L’erreur aurait été de décapitaliser
Cependant, Baptiste Coënt a acheté 100 rounds de foin bio pour passer l’été. D’habitude, il produit les 500 rounds de fourrages dont il a besoin pour l’année. Il a décidé qu’il ne décapitaliserait qu’en dernier recours mais n’a pas eu besoin de le faire. « La pluie finit toujours par revenir. Et cet automne, j’ai besoin de tous mes animaux pour pâturer mon herbe. »
Il conduit son troupeau en vêlages groupés au printemps et passe généralement en monotraite en fin de saison, vers le mois de septembre. À cause du manque de fourrages, il a démarré dès la mi-juillet cette année. La production moyenne est tombée à 9 l/jour au plus bas. Le retour au pâturage a permis de remonter à 12 l, à 48 de TB et 36,5 de TP. Sur le plan sanitaire, les vaches se sont bien comportées. Les vaches confirmées pleines ne sont pas revenues en chaleurs.

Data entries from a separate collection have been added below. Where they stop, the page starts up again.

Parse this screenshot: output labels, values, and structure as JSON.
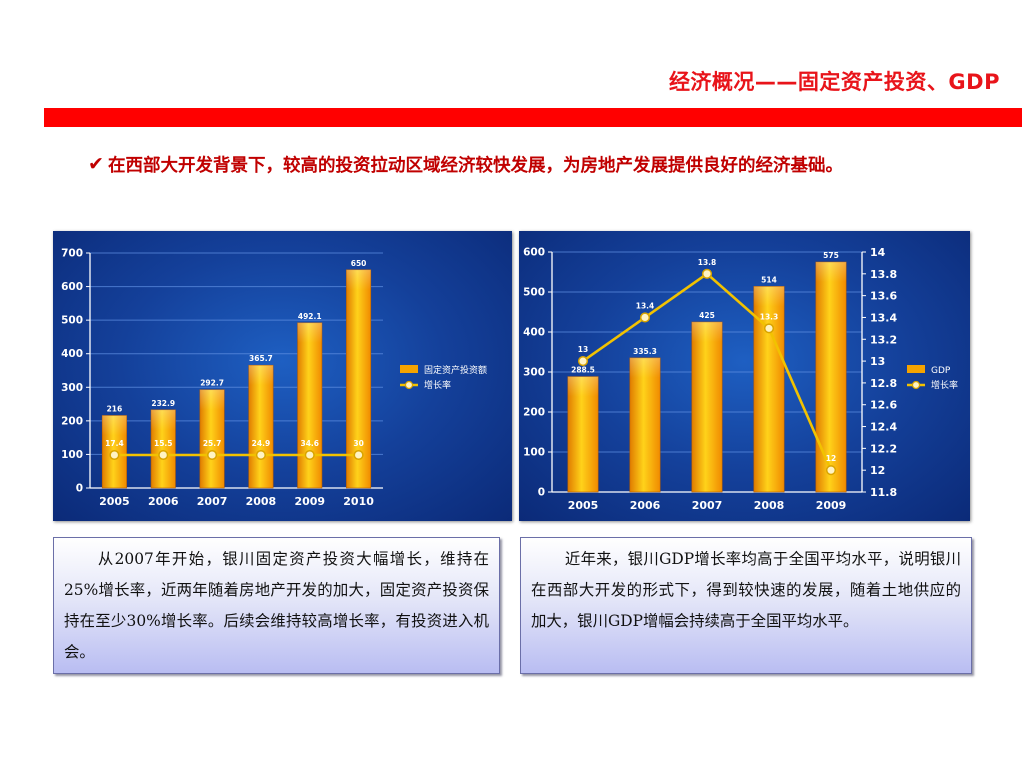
{
  "slide": {
    "title": "经济概况——固定资产投资、GDP",
    "bullet": "在西部大开发背景下，较高的投资拉动区域经济较快发展，为房地产发展提供良好的经济基础。"
  },
  "notes": {
    "left": "从2007年开始，银川固定资产投资大幅增长，维持在25%增长率，近两年随着房地产开发的加大，固定资产投资保持在至少30%增长率。后续会维持较高增长率，有投资进入机会。",
    "right": "近年来，银川GDP增长率均高于全国平均水平，说明银川在西部大开发的形式下，得到较快速的发展，随着土地供应的加大，银川GDP增幅会持续高于全国平均水平。"
  },
  "colors": {
    "title_red": "#e8141a",
    "bar_fill": "#f7a800",
    "line_color": "#f2c200",
    "panel_blue": "#14409a"
  },
  "chart_data": [
    {
      "type": "bar",
      "categories": [
        "2005",
        "2006",
        "2007",
        "2008",
        "2009",
        "2010"
      ],
      "series": [
        {
          "name": "固定资产投资额",
          "type": "bar",
          "values": [
            216,
            232.9,
            292.7,
            365.7,
            492.1,
            650
          ]
        },
        {
          "name": "增长率",
          "type": "line",
          "values": [
            17.4,
            15.5,
            25.7,
            24.9,
            34.6,
            30
          ]
        }
      ],
      "ylim": [
        0,
        700
      ],
      "yticks": [
        "0",
        "100",
        "200",
        "300",
        "400",
        "500",
        "600",
        "700"
      ],
      "legend": [
        "固定资产投资额",
        "增长率"
      ],
      "legend_position": "right",
      "grid": true
    },
    {
      "type": "bar",
      "categories": [
        "2005",
        "2006",
        "2007",
        "2008",
        "2009"
      ],
      "series": [
        {
          "name": "GDP",
          "type": "bar",
          "axis": "left",
          "values": [
            288.5,
            335.3,
            425,
            514,
            575
          ]
        },
        {
          "name": "增长率",
          "type": "line",
          "axis": "right",
          "values": [
            13,
            13.4,
            13.8,
            13.3,
            12
          ]
        }
      ],
      "ylim": [
        0,
        600
      ],
      "yticks": [
        "0",
        "100",
        "200",
        "300",
        "400",
        "500",
        "600"
      ],
      "y2lim": [
        11.8,
        14
      ],
      "y2ticks": [
        "11.8",
        "12",
        "12.2",
        "12.4",
        "12.6",
        "12.8",
        "13",
        "13.2",
        "13.4",
        "13.6",
        "13.8",
        "14"
      ],
      "legend": [
        "GDP",
        "增长率"
      ],
      "legend_position": "right",
      "grid": true
    }
  ]
}
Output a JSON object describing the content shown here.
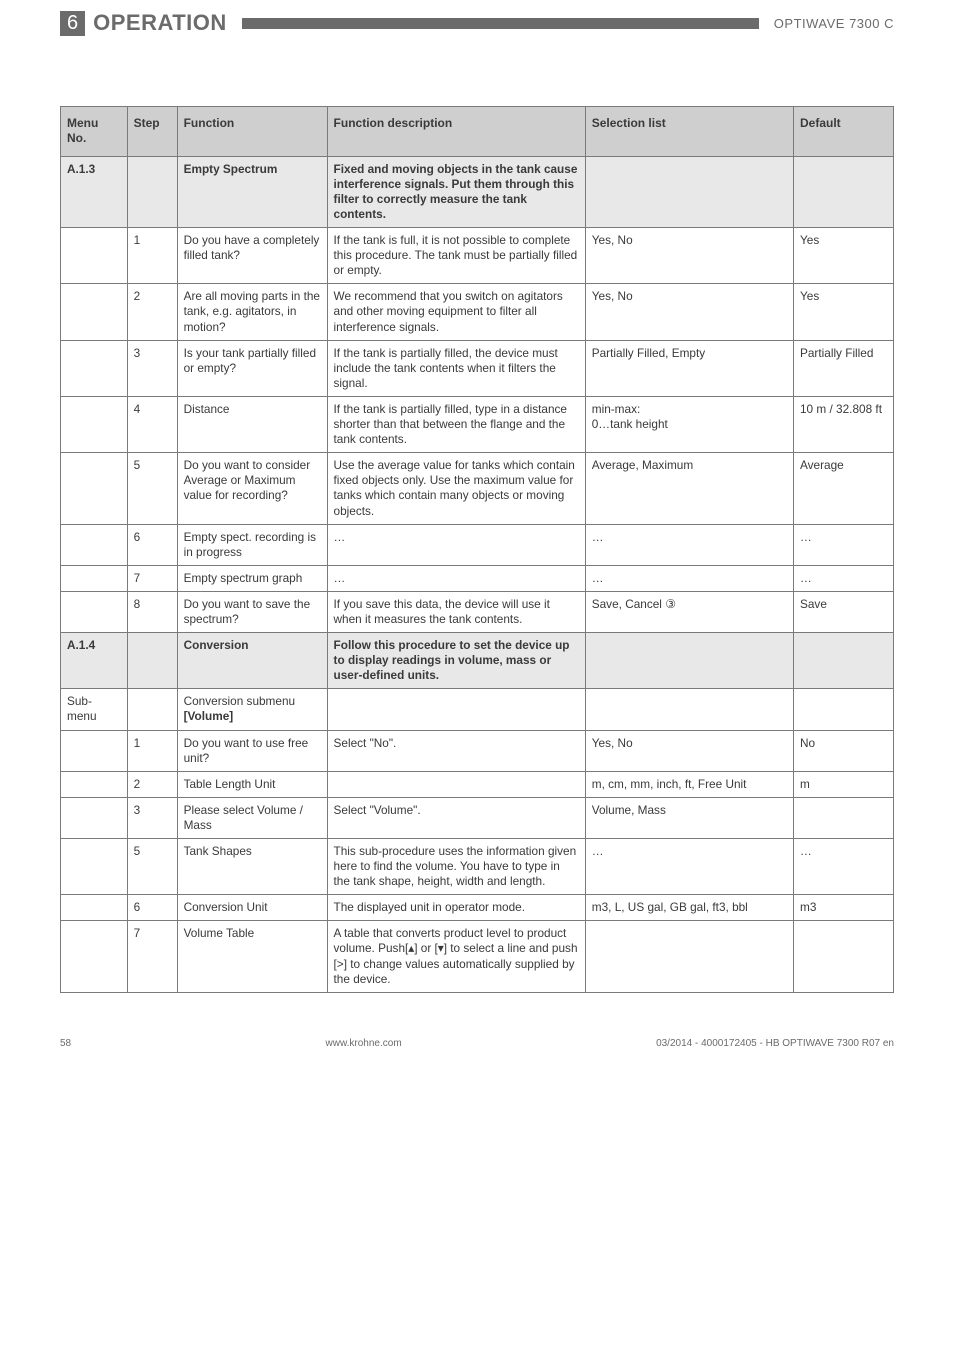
{
  "header": {
    "section_num": "6",
    "section_title": "OPERATION",
    "product": "OPTIWAVE 7300 C"
  },
  "columns": {
    "menu": "Menu No.",
    "step": "Step",
    "func": "Function",
    "desc": "Function description",
    "sel": "Selection list",
    "def": "Default"
  },
  "rows": [
    {
      "type": "section",
      "menu": "A.1.3",
      "func": "Empty Spectrum",
      "desc": "Fixed and moving objects in the tank cause interference signals. Put them through this filter to correctly measure the tank contents."
    },
    {
      "type": "row",
      "step": "1",
      "func": "Do you have a completely filled tank?",
      "desc": "If the tank is full, it is not possible to complete this procedure. The tank must be partially filled or empty.",
      "sel": "Yes, No",
      "def": "Yes"
    },
    {
      "type": "row",
      "step": "2",
      "func": "Are all moving parts in the tank, e.g. agitators, in motion?",
      "desc": "We recommend that you switch on agitators and other moving equipment to filter all interference signals.",
      "sel": "Yes, No",
      "def": "Yes"
    },
    {
      "type": "row",
      "step": "3",
      "func": "Is your tank partially filled or empty?",
      "desc": "If the tank is partially filled, the device must include the tank contents when it filters the signal.",
      "sel": "Partially Filled, Empty",
      "def": "Partially Filled"
    },
    {
      "type": "row",
      "step": "4",
      "func": "Distance",
      "desc": "If the tank is partially filled, type in a distance shorter than that between the flange and the tank contents.",
      "sel": "min-max:\n0…tank height",
      "def": "10 m / 32.808 ft"
    },
    {
      "type": "row",
      "step": "5",
      "func": "Do you want to consider Average or Maximum value for recording?",
      "desc": "Use the average value for tanks which contain fixed objects only. Use the maximum value for tanks which contain many objects or moving objects.",
      "sel": "Average, Maximum",
      "def": "Average"
    },
    {
      "type": "row",
      "step": "6",
      "func": "Empty spect. recording is in progress",
      "desc": "…",
      "sel": "…",
      "def": "…"
    },
    {
      "type": "row",
      "step": "7",
      "func": "Empty spectrum graph",
      "desc": "…",
      "sel": "…",
      "def": "…"
    },
    {
      "type": "row",
      "step": "8",
      "func": "Do you want to save the spectrum?",
      "desc": "If you save this data, the device will use it when it measures the tank contents.",
      "sel": "Save, Cancel ③",
      "def": "Save"
    },
    {
      "type": "section",
      "menu": "A.1.4",
      "func": "Conversion",
      "desc": "Follow this procedure to set the device up to display readings in volume, mass or user-defined units."
    },
    {
      "type": "submenu",
      "menu": "Sub-menu",
      "func_pre": "Conversion submenu ",
      "func_bold": "[Volume]"
    },
    {
      "type": "row",
      "step": "1",
      "func": "Do you want to use free unit?",
      "desc": "Select \"No\".",
      "sel": "Yes, No",
      "def": "No"
    },
    {
      "type": "row",
      "step": "2",
      "func": "Table Length Unit",
      "desc": "",
      "sel": "m, cm, mm, inch, ft, Free Unit",
      "def": "m"
    },
    {
      "type": "row",
      "step": "3",
      "func": "Please select Volume / Mass",
      "desc": "Select \"Volume\".",
      "sel": "Volume, Mass",
      "def": ""
    },
    {
      "type": "row",
      "step": "5",
      "func": "Tank Shapes",
      "desc": "This sub-procedure uses the information given here to find the volume. You have to type in the  tank shape, height, width and length.",
      "sel": "…",
      "def": "…"
    },
    {
      "type": "row",
      "step": "6",
      "func": "Conversion Unit",
      "desc": "The displayed unit in operator mode.",
      "sel": "m3, L, US gal, GB gal, ft3, bbl",
      "def": "m3"
    },
    {
      "type": "row",
      "step": "7",
      "func": "Volume Table",
      "desc": "A table that converts product level to product volume. Push[▴] or [▾] to select a line and push [>] to change values automatically supplied by the device.",
      "sel": "",
      "def": ""
    }
  ],
  "footer": {
    "page": "58",
    "site": "www.krohne.com",
    "doc": "03/2014 - 4000172405 - HB OPTIWAVE 7300 R07 en"
  }
}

Baptiste est satisfait d’avoir passé cet été hors normes dans ces conditions. Cependant, il reconnaît qu’une succession d’années de ce type lui poserait problème pour constituer les stocks dont il a besoin en hiver. Mais l’idée de revenir au maïs ne l’effleure pas. « Le potentiel de rendement du maïs ici est de 8 à 12 t de MS/ha en bio. Les prairies peuvent fournir autant. Sur une rotation prairie-maïs-prairie, la production fourragère en trois ans est moindre qu’avec de l’herbe. » De plus, ce système herbager se révèle bien moins sensible aux à-coups de l’inflation. Il est plus sécurisant car l’herbe peut être pâturée en plat unique dès qu’elle repart.
Dans les mois qui viennent et jusqu’à la mise à l’herbe, Baptiste réservera ses stocks d’enrubannés aux vaches en production. Les autres animaux auront du foin. Il réalise la moitié de son chiffre d’affaires annuel sur les trois premiers mois de lactation au printemps. Il doit donc disposer d’un fourrage de qualité à ce moment-là et notamment de stocks, au cas où la pousse ne soit pas suffisante.
Cette conduite a permis de tenir mais les conséquences économiques ne sont pas négligeables. Les recettes de vente de lait vont baisser d’environ 40 000 € du fait du recul de la production et les achats de fourrages ont coûté 5 000 €. Par ailleurs, dans les prairies prévues pour faire du bale-grazing, le stock sur pied est moins important que d’habitude. Cet hiver, l’éleveur devra donc distribuer davantage de fourrages et garder plus d’animaux au bâtiment. Les besoins en carburant vont donc augmenter.